# Love Me Do



## robert@fm (Oct 4, 2012)

Beatles celebrate 50 years since first single


----------



## Austin Mini (Oct 4, 2012)

I started work in January 1963 with an apprentice wage of ?3-15s per week. With that money I could afford a new record (7/6d) every week. The Beatles was my favourite group and soon had every single/EP & LP they recorded. If only I still had them. The Beatles success led to ammeter groups forming locally which led to Friday and Saturday night dances. Hooray for the Beatles!


----------



## caffeine_demon (Oct 4, 2012)

ammeter or amateur??


----------



## KateR (Oct 4, 2012)

Wow that makes me feel old.


----------



## Caroline (Oct 4, 2012)

1963 seems so long ago now, I was 5


----------



## Northerner (Oct 4, 2012)

Caroline said:


> 1963 seems so long ago now, I was 5



So was I  Seems like yesterday to me, where did the time go?


----------



## AJLang (Oct 4, 2012)

.......is then I say I wasn't even born.....I think I'll disappear now


----------



## David H (Oct 4, 2012)

Remember them well, had all their records, albums, EP's.

Actually had their red and blue double albums which I bought in Germany each album had additional tracks not available on UK or USA releases.

My son lent them to a friend of his and I never saw them again, it transpired he sold them on E-bay for ?1,400 and bought a ticket to the USA, I was a bit peeved at the time.
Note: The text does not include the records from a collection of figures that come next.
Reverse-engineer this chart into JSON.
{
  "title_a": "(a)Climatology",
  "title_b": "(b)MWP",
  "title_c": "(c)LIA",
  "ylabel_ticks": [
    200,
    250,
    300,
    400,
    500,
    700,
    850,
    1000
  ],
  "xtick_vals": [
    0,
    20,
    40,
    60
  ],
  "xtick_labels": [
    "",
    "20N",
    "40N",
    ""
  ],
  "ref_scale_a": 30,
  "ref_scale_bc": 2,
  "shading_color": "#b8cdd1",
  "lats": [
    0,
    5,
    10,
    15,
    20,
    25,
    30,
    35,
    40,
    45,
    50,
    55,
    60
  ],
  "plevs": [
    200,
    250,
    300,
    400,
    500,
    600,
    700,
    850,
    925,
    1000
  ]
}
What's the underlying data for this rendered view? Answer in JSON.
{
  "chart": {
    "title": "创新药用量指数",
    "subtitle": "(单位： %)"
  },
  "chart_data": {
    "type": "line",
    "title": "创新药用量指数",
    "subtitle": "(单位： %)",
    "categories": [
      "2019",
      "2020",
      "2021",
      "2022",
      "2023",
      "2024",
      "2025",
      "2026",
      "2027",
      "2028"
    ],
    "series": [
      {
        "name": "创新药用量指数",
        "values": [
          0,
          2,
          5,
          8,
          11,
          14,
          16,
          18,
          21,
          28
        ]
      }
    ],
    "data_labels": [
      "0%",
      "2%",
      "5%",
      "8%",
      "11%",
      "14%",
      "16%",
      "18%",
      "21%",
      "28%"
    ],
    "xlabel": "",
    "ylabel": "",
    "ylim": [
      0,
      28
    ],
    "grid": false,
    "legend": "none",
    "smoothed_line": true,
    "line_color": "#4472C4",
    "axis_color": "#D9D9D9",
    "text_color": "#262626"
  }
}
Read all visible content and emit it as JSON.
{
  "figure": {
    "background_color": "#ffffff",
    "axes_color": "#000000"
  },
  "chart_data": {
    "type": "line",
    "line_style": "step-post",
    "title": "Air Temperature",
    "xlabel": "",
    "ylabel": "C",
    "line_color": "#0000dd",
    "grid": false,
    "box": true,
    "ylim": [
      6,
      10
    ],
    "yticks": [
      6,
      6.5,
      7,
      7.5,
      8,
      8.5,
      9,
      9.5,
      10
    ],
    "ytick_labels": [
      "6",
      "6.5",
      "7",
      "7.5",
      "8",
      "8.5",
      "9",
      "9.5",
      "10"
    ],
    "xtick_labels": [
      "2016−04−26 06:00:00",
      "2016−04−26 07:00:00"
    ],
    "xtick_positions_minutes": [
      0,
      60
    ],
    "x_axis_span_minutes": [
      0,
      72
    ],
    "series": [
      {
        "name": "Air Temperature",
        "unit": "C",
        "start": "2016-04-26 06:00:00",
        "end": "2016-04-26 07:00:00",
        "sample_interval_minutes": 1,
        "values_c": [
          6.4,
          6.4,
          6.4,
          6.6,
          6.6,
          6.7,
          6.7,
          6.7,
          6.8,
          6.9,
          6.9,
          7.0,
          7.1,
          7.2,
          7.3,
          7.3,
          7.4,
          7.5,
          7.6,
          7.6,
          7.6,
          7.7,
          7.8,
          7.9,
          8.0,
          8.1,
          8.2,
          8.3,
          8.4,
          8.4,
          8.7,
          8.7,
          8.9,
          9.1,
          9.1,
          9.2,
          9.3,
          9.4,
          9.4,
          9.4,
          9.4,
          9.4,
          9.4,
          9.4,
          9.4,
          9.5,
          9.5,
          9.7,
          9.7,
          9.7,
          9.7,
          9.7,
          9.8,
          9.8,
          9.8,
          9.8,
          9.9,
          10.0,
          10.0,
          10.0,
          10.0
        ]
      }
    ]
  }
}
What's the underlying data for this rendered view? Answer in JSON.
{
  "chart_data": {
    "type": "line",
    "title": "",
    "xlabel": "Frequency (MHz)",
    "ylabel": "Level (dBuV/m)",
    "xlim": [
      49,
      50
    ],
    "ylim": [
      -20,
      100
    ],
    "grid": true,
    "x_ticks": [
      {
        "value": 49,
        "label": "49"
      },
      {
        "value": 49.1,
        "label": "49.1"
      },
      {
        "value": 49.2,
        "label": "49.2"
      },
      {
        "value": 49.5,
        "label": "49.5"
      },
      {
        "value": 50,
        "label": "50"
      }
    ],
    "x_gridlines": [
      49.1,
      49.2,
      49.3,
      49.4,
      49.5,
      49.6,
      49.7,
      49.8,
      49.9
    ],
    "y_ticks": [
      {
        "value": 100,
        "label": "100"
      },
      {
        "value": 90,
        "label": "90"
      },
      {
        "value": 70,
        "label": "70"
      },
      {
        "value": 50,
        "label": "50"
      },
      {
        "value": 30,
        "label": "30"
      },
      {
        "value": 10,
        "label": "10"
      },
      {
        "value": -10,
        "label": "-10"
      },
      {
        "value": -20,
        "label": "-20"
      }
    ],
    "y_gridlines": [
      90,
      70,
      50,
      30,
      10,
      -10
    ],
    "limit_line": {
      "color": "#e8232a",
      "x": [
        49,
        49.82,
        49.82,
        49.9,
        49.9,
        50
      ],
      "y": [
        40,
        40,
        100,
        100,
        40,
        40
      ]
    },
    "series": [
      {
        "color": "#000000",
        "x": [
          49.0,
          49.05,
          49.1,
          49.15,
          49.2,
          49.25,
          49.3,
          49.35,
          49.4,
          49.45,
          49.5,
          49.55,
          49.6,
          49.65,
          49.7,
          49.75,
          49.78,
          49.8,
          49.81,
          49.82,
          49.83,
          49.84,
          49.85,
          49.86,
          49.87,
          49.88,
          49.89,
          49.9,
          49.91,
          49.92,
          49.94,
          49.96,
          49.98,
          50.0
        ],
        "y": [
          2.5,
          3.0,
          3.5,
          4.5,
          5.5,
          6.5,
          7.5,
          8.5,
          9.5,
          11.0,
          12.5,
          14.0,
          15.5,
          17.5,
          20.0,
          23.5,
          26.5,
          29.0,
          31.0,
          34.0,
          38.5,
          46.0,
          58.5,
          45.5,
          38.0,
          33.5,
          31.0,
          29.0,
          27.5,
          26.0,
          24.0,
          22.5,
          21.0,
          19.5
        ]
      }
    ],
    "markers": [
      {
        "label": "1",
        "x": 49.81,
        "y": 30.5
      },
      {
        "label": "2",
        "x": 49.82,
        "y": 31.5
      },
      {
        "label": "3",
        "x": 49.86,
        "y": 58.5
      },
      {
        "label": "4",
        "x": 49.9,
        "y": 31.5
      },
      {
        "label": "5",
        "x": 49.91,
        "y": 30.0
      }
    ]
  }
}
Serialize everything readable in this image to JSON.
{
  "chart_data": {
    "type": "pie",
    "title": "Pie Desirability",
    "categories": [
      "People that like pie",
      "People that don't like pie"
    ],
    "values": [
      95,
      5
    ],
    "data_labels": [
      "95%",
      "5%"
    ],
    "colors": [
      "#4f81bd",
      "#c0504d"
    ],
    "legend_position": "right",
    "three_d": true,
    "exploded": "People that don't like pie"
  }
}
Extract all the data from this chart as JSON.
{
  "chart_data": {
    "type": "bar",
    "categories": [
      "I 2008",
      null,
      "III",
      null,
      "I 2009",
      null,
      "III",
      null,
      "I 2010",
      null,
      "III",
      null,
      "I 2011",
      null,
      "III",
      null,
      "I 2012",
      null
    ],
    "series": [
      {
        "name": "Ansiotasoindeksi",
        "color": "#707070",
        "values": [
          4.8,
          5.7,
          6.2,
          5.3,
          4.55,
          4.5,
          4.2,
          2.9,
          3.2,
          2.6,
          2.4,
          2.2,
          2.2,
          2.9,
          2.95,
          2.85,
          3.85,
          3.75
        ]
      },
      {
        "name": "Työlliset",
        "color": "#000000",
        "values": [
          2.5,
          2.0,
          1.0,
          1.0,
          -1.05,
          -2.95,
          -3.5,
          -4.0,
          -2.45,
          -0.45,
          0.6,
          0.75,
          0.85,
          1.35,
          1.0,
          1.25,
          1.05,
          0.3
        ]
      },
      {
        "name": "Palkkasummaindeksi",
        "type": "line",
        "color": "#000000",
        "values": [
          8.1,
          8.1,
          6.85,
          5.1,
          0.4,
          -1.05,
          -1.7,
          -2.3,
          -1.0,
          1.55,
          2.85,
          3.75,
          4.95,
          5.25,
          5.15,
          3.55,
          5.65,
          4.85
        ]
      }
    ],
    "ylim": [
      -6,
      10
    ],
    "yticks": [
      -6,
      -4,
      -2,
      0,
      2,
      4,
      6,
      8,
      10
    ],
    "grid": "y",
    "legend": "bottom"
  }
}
There's money in old records, found some 78 records of Cliff Richard and Frank Sinatra both in pristine condition (never played) Cliff Richard 78's worth ?500-?600 and Frank Sinatra slightly less.


----------



## HOBIE (Oct 4, 2012)

Those "pesky kids" make me feel old to kate !    I was born in 63   The yung ins today nar nout !


----------



## trophywench (Oct 5, 2012)

Oy - I was 13 in 1963.

The Beatles & co, all happened just at the 'right' time for me, but unfortunately, led to me never ever learning to jive which I was actually quite proud of at the time (Rockers jived; I was - obviously!- a Mod) (more correctly, a wannabe one) (although count me out of the rioting then and now) but I've mourned the 'loss' of ever since!


----------